To ensure that $$d$$ is of the form $$4n+1$$ we must have $$d\equiv1\pmod4.$$ We therefore study each prime factor modulo $$4$$:

$$ 2\equiv2\pmod4,\qquad5\equiv1\pmod4,\qquad11\equiv3\pmod4,\qquad13\equiv1\pmod4. $$

Because $$5\equiv1\pmod4$$ and $$13\equiv1\pmod4,$$ every power of $$5$$ or $$13$$ is again congruent to $$1$$ modulo $$4$$:

$$ 5^{b}\equiv1\pmod4,\qquad13^{d_1}\equiv1\pmod4\quad\text{for all }b,d_1. $$

Only the powers of $$2$$ and $$11$$ can change the final remainder. We therefore examine them separately.

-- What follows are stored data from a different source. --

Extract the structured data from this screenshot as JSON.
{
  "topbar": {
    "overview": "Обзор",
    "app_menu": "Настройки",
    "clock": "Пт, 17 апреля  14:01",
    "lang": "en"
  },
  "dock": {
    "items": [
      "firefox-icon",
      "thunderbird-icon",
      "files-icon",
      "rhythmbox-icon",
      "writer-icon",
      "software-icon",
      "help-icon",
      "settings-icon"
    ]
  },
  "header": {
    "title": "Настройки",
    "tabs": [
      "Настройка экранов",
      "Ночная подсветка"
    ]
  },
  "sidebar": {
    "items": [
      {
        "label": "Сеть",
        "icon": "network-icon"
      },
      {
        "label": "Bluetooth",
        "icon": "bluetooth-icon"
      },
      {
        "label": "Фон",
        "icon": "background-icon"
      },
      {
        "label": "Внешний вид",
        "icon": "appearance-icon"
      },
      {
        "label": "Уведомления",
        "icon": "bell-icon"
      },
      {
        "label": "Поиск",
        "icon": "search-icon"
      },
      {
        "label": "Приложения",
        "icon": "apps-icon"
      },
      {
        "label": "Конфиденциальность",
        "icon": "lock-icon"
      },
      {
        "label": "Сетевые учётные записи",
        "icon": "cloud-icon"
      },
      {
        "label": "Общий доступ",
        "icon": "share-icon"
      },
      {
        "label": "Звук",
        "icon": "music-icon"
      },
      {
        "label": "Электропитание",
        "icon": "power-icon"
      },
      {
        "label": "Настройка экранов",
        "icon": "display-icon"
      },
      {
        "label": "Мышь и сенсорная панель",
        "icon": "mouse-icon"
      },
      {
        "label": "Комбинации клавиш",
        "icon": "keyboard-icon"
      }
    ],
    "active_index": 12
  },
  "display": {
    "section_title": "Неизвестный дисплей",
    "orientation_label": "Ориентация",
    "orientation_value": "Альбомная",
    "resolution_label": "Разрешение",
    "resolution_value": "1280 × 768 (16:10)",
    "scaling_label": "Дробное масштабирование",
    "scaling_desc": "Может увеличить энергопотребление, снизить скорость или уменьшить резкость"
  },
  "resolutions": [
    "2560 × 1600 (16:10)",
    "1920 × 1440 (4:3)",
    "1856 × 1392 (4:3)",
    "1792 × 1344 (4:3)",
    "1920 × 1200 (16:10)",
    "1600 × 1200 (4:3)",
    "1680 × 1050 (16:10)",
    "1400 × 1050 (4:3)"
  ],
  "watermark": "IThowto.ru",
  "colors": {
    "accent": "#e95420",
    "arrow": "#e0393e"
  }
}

Behaviour of $$2^{a}\pmod4$$

$$ 2^{0}=1,\quad2^{1}=2,\quad2^{2}=4\equiv0\pmod4, $$ and for any $$a\ge2$$ we still have $$2^{a}\equiv0\pmod4.$$ Hence

$$ 2^{a}\equiv \begin{cases} 1,&a=0,\\ 2,&a=1,\\ 0,&a\ge2. \end{cases} $$

If $$a\ge2$$ the factor $$2^{a}$$ already forces the whole product to be $$0\pmod4,$$ so such divisors can never be congruent to $$1\pmod4.$$ Therefore we must restrict ourselves to

$$ a=0\quad\text{or}\quad a=1. $$

Behaviour of $$11^{c}\pmod4$$

Since $$11\equiv3\pmod4,$$ we use the basic property $$3^{2}\equiv9\equiv1\pmod4.$$ Thus

$$ 11^{c}\equiv3^{c}\equiv \begin{cases} 1,&c\text{ even},\\ 3,&c\text{ odd}. \end{cases} $$

Combining the two factors

The total remainder contributed by $$2^{a}11^{c}$$ is

$$ (2^{a}\bmod4)\times(3^{c}\bmod4)\pmod4. $$

We now test the only possible values of $$a$$(namely $$0$$ and $$1$$):

• If $$a=0,$$ then $$2^{a}\equiv1,$$ so we need $$ 1\times3^{c}\equiv1\pmod4, $$ which is true exactly when $$3^{c}\equiv1,$$ i.e. when $$c$$ is even.

• If $$a=1,$$ then $$2^{a}\equiv2,$$ giving $$ 2\times3^{c}\pmod4\in\{2,\,2\}\quad(\text{because }3^{c}\equiv1\text{ or }3), $$ both of which are $$2\pmod4,$$ never $$1.$$ Hence no divisor with $$a=1$$ can satisfy the condition.

Consequently the required divisors must have

$$ a=0,\qquad c\text{ even}. $$

Counting the allowable choices

• For $$a$$ there is only one choice: $$a=0.$$
• For $$c$$ (ranging from $$0$$ to $$11$$) the even values are $$0,2,4,6,8,10,$$ a total of $$6$$ choices.
• For $$b$$ any value from $$0$$ to $$10$$ is permitted, giving $$10-0+1=11$$ choices.
• For $$d_1$$ any value from $$0$$ to $$13$$ is allowed, giving $$13-0+1=14$$ choices.

Multiplying the independent counts we obtain the total number of divisors congruent to $$1\pmod4$$:

$$ 1\times6\times11\times14 \;=\; 6\times154 \;=\; 924. $$

So, the answer is $$924$$.